Enzyme-Mimetic Single-Atom Catalyst Design for Green Ammonia Synthesis

Ammonia (NH3) synthesis plays a vital role in human development, and the renewable-driven electrochemical approach offers a sustainable pathway for its green production. By drawing inspiration from and structurally mimicking natural enzymes, single-atom catalysts (SACs) demonstrate huge potential for efficiently electrolyzing molecular nitrogen or nitrate for NH3 synthesis. In this review, the latest advances in enzyme-mimetic SACs for NH3 synthesis are comprehensively summarized and highlight the significance of enzyme mimicry from four key aspects, including active sites, multi-enzyme complexes, substrate-binding pockets, and electron/proton transfer pathways. The fundamentals of SACs are first introduced, highlighting their unique advantages and outlining state-of-the-art design strategies and modification methods for performance optimization.
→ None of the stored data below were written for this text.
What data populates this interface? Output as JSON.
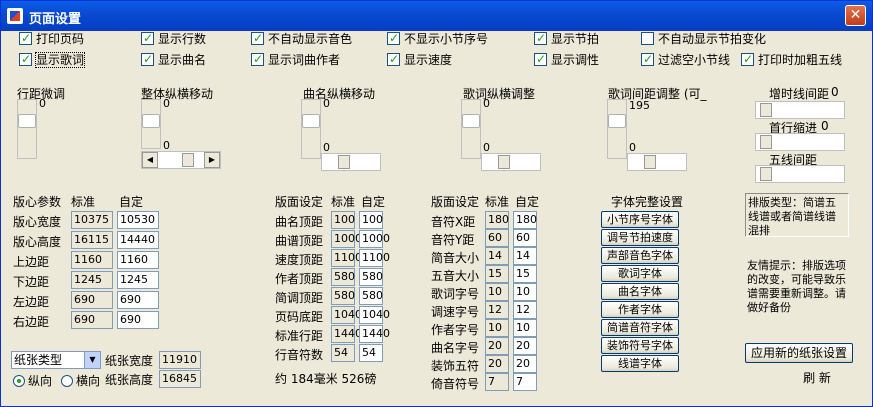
{
  "window": {
    "title": "页面设置",
    "close": "✕"
  },
  "checkboxes": [
    {
      "label": "打印页码",
      "checked": true
    },
    {
      "label": "显示行数",
      "checked": true
    },
    {
      "label": "不自动显示音色",
      "checked": true
    },
    {
      "label": "不显示小节序号",
      "checked": true
    },
    {
      "label": "显示节拍",
      "checked": true
    },
    {
      "label": "不自动显示节拍变化",
      "checked": false
    },
    {
      "label": "显示歌词",
      "checked": true
    },
    {
      "label": "显示曲名",
      "checked": true
    },
    {
      "label": "显示词曲作者",
      "checked": true
    },
    {
      "label": "显示速度",
      "checked": true
    },
    {
      "label": "显示调性",
      "checked": true
    },
    {
      "label": "过滤空小节线",
      "checked": true
    },
    {
      "label": "打印时加粗五线",
      "checked": true
    }
  ],
  "sliders": {
    "hangjuweitiao": {
      "label": "行距微调",
      "value": "0"
    },
    "zhengti": {
      "label": "整体纵横移动",
      "v": "0",
      "h": "0"
    },
    "quming": {
      "label": "曲名纵横移动",
      "v": "0",
      "h": "0"
    },
    "geci": {
      "label": "歌词纵横调整",
      "v": "0",
      "h": "0"
    },
    "gecijianju": {
      "label": "歌词间距调整 (可_",
      "v": "195",
      "h": "0"
    },
    "zengshi": {
      "label": "增时线间距",
      "value": "0"
    },
    "shouhang": {
      "label": "首行缩进",
      "value": "0"
    },
    "wuxian": {
      "label": "五线间距"
    }
  },
  "banxin": {
    "header": {
      "title": "版心参数",
      "std": "标准",
      "custom": "自定"
    },
    "rows": [
      {
        "label": "版心宽度",
        "std": "10375",
        "custom": "10530"
      },
      {
        "label": "版心高度",
        "std": "16115",
        "custom": "14440"
      },
      {
        "label": "上边距",
        "std": "1160",
        "custom": "1160"
      },
      {
        "label": "下边距",
        "std": "1245",
        "custom": "1245"
      },
      {
        "label": "左边距",
        "std": "690",
        "custom": "690"
      },
      {
        "label": "右边距",
        "std": "690",
        "custom": "690"
      }
    ]
  },
  "banmian1": {
    "header": {
      "title": "版面设定",
      "std": "标准",
      "custom": "自定"
    },
    "rows": [
      {
        "label": "曲名顶距",
        "std": "100",
        "custom": "100"
      },
      {
        "label": "曲谱顶距",
        "std": "1000",
        "custom": "1000"
      },
      {
        "label": "速度顶距",
        "std": "1100",
        "custom": "1100"
      },
      {
        "label": "作者顶距",
        "std": "580",
        "custom": "580"
      },
      {
        "label": "简调顶距",
        "std": "580",
        "custom": "580"
      },
      {
        "label": "页码底距",
        "std": "1040",
        "custom": "1040"
      },
      {
        "label": "标准行距",
        "std": "1440",
        "custom": "1440"
      },
      {
        "label": "行音符数",
        "std": "54",
        "custom": "54"
      }
    ]
  },
  "banmian2": {
    "header": {
      "title": "版面设定",
      "std": "标准",
      "custom": "自定"
    },
    "rows": [
      {
        "label": "音符X距",
        "std": "180",
        "custom": "180"
      },
      {
        "label": "音符Y距",
        "std": "60",
        "custom": "60"
      },
      {
        "label": "简音大小",
        "std": "14",
        "custom": "14"
      },
      {
        "label": "五音大小",
        "std": "15",
        "custom": "15"
      },
      {
        "label": "歌词字号",
        "std": "10",
        "custom": "10"
      },
      {
        "label": "调速字号",
        "std": "12",
        "custom": "12"
      },
      {
        "label": "作者字号",
        "std": "10",
        "custom": "10"
      },
      {
        "label": "曲名字号",
        "std": "20",
        "custom": "20"
      },
      {
        "label": "装饰五符",
        "std": "20",
        "custom": "20"
      },
      {
        "label": "倚音符号",
        "std": "7",
        "custom": "7"
      }
    ]
  },
  "fonts": {
    "title": "字体完整设置",
    "buttons": [
      "小节序号字体",
      "调号节拍速度",
      "声部音色字体",
      "歌词字体",
      "曲名字体",
      "作者字体",
      "简谱音符字体",
      "装饰符号字体",
      "线谱字体"
    ]
  },
  "info": {
    "type_text": "排版类型：简谱五线谱或者简谱线谱混排",
    "tip_text": "友情提示：排版选项的改变，可能导致乐谱需要重新调整。请做好备份"
  },
  "paper": {
    "select": "纸张类型",
    "width_label": "纸张宽度",
    "width": "11910",
    "height_label": "纸张高度",
    "height": "16845",
    "portrait": "纵向",
    "landscape": "横向",
    "size_text": "约 184毫米 526磅"
  },
  "actions": {
    "apply": "应用新的纸张设置",
    "refresh": "刷 新"
  },
  "colors": {
    "title_bar": "#0a4bd4",
    "window_bg": "#ece9d8",
    "check": "#21a121"
  }
}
The structural characteristics and catalytic mechanisms of nitrogenase, nitrate reductase, and nitrite reductase are then delved into, and elucidate their inspiration for SAC design. Most importantly, representative examples in enzyme-mimetic SACs for electrochemical nitrogen and nitrate reduction reactions are presented and discuss how multi-level enzyme mimicry enhances their activity, selectivity, and stability. Additionally, the key design principles of enzyme-mimetic SACs are summarized, providing guidance for the development of efficient and durable SACs. Finally, the current challenges and limitations in this field are identified and propose future research directions aimed at achieving greener and more efficient NH3 synthesis.